Gestion financière et contrôle des dépenses

Sur le volet budgétaire, l'exécutif français a indiqué que des chantiers de rationalisation étaient déjà amorcés depuis l'automne précédent, s'appuyant notamment sur les observations émises par la Cour des comptes.

Lecornu a souligné l'importance d'élaborer un cadre financier pluriannuel rigoureux pour garantir une utilisation optimale et transparente des deniers publics consacrés à l'audiovisuel d'État.

Neutralité éditoriale et régulation

La question de l'impartialité des chaînes publiques constitue un autre pilier des réflexions gouvernementales. Le Premier ministre a rappelé que l'Autorité de régulation de la communication audiovisuelle et numérique (ARCOM) devait prochainement rendre une expertise sur ce sujet.

Ce document, attendu d'ici la fin du mois courant, devrait permettre de fonder objectivement les discussions et pourrait préfigurer des décisions concrètes avant la prochaine échéance présidentielle.

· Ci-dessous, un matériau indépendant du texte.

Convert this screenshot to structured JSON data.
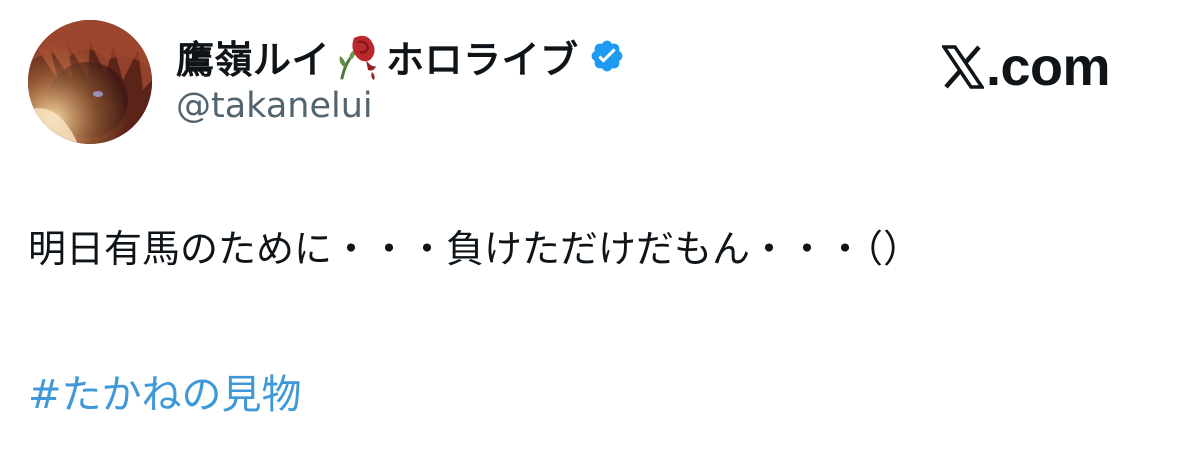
{
  "author": {
    "display_name_part1": "鷹嶺ルイ",
    "emoji_icon": "wilted-rose-icon",
    "display_name_part2": "ホロライブ",
    "verified_icon": "verified-badge-icon",
    "handle": "@takanelui"
  },
  "brand": {
    "logo_icon": "x-logo-icon",
    "domain_suffix": ".com"
  },
  "tweet": {
    "text": "明日有馬のために・・・負けただけだもん・・・（）",
    "hashtag": "#たかねの見物"
  },
  "colors": {
    "text": "#0f1419",
    "secondary": "#536471",
    "link": "#3f98d7",
    "verified": "#1d9bf0"
  }
}
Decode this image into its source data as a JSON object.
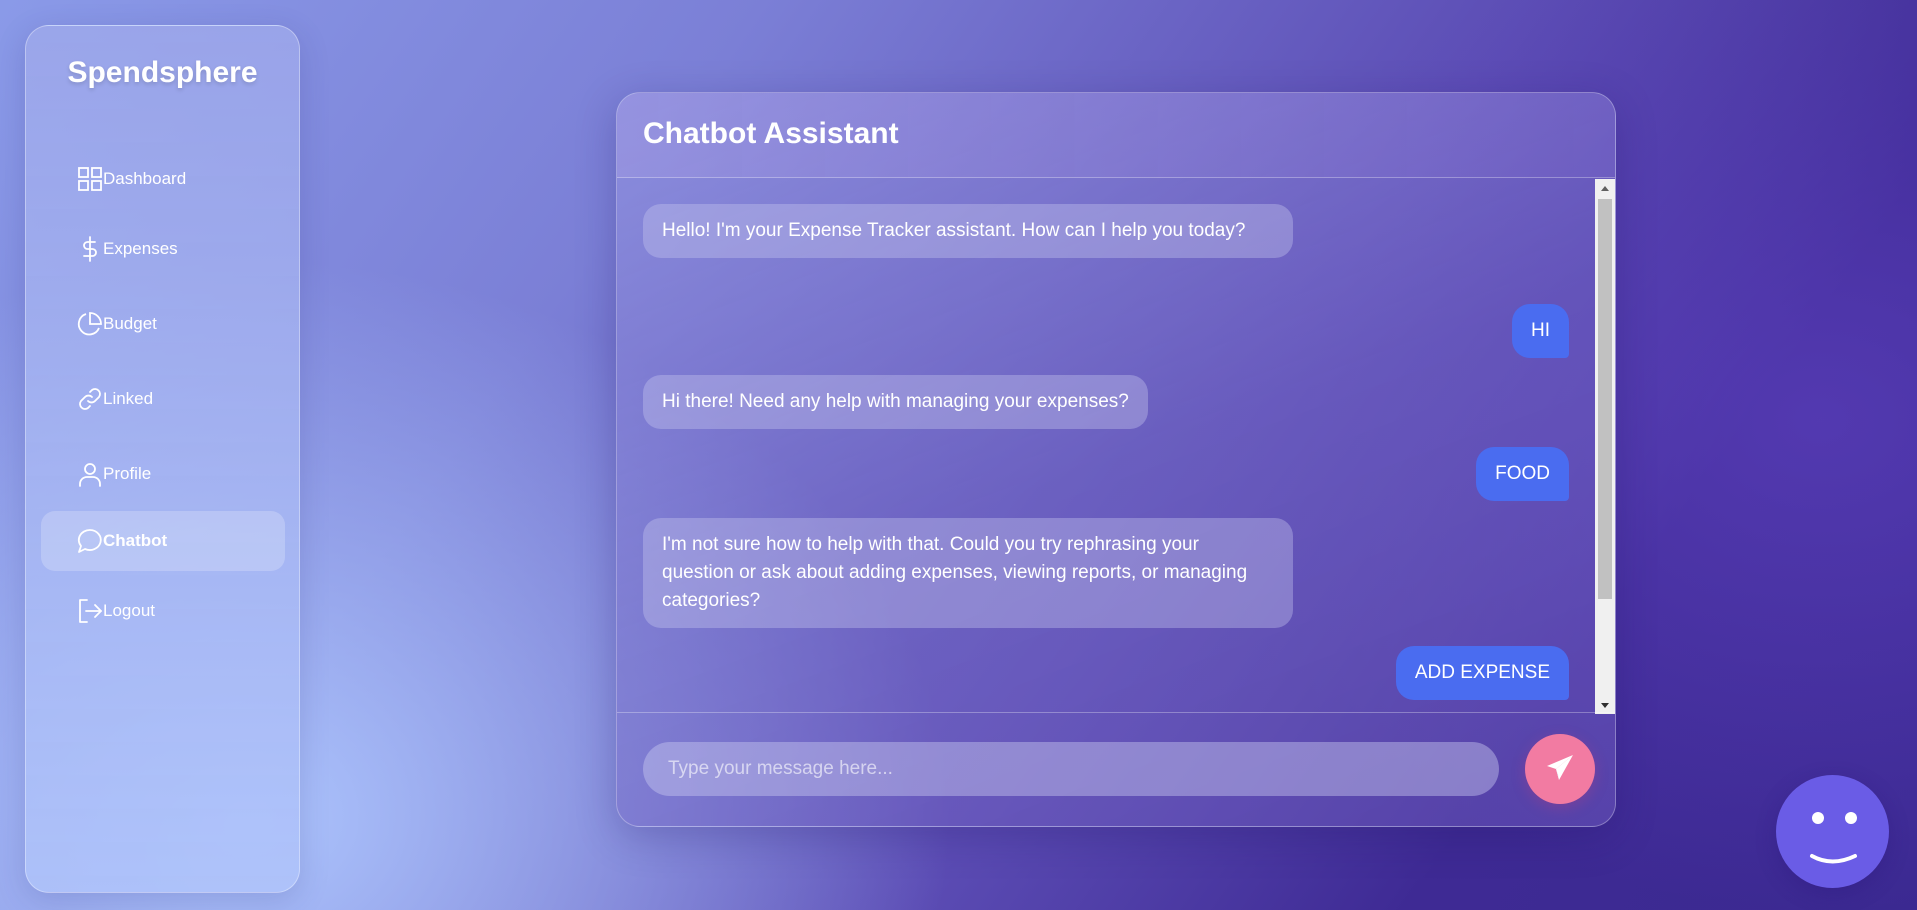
{
  "app": {
    "brand": "Spendsphere"
  },
  "sidebar": {
    "items": [
      {
        "label": "Dashboard",
        "icon": "grid-icon",
        "active": false
      },
      {
        "label": "Expenses",
        "icon": "dollar-icon",
        "active": false
      },
      {
        "label": "Budget",
        "icon": "pie-chart-icon",
        "active": false
      },
      {
        "label": "Linked",
        "icon": "link-icon",
        "active": false
      },
      {
        "label": "Profile",
        "icon": "user-icon",
        "active": false
      },
      {
        "label": "Chatbot",
        "icon": "chat-bubble-icon",
        "active": true
      },
      {
        "label": "Logout",
        "icon": "logout-icon",
        "active": false
      }
    ]
  },
  "chat": {
    "title": "Chatbot Assistant",
    "messages": [
      {
        "sender": "bot",
        "text": "Hello! I'm your Expense Tracker assistant. How can I help you today?"
      },
      {
        "sender": "user",
        "text": "HI"
      },
      {
        "sender": "bot",
        "text": "Hi there! Need any help with managing your expenses?"
      },
      {
        "sender": "user",
        "text": "FOOD"
      },
      {
        "sender": "bot",
        "text": "I'm not sure how to help with that. Could you try rephrasing your question or ask about adding expenses, viewing reports, or managing categories?"
      },
      {
        "sender": "user",
        "text": "ADD EXPENSE"
      }
    ],
    "input": {
      "value": "",
      "placeholder": "Type your message here..."
    },
    "send_icon": "send-icon"
  },
  "floating_avatar": {
    "icon": "smiley-icon"
  },
  "colors": {
    "user_bubble": "#4a6cf0",
    "send_button": "#f27ba2",
    "avatar": "#6a5ce6"
  }
}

Perspectives stratégiques et souveraineté culturelle

Interrogant l'utilité future de la télévision publique à l'horizon 2035-2040, Sébastien Lecornu a évoqué les défis posés par les plateformes numériques transnationales, la propagation des fausses informations et la concentration croissante des groupes médiatiques.

Rejetant toute dichotomie simpliste entre immobilisme et privatisation intégrale, il a prévenu que l'élimination complète du service public audiovisuel porterait gravement atteinte à l'autonomie culturelle de la France et à son indépendance informationnelle.

Défense du rapporteur et réactions institutionnelles

De son côté, Charles Alloncle maintient ses recommandations, assurant ne jamais avoir plaidé pour une privatisation du secteur. Ses propositions incluent la fusion des chaînes France 2 et France 5 ainsi que la disparition de France 4, mesures susceptibles selon lui de dégager près de 200 millions d'euros d'économies.

Toutefois, ces suggestions suscitent l'opposition virulente de la présidente de France Télévisions, Delphine Ernotte Cunci, qui dénonce une étude partiale menant à une vulnérabilité sans précédent des médias publics français.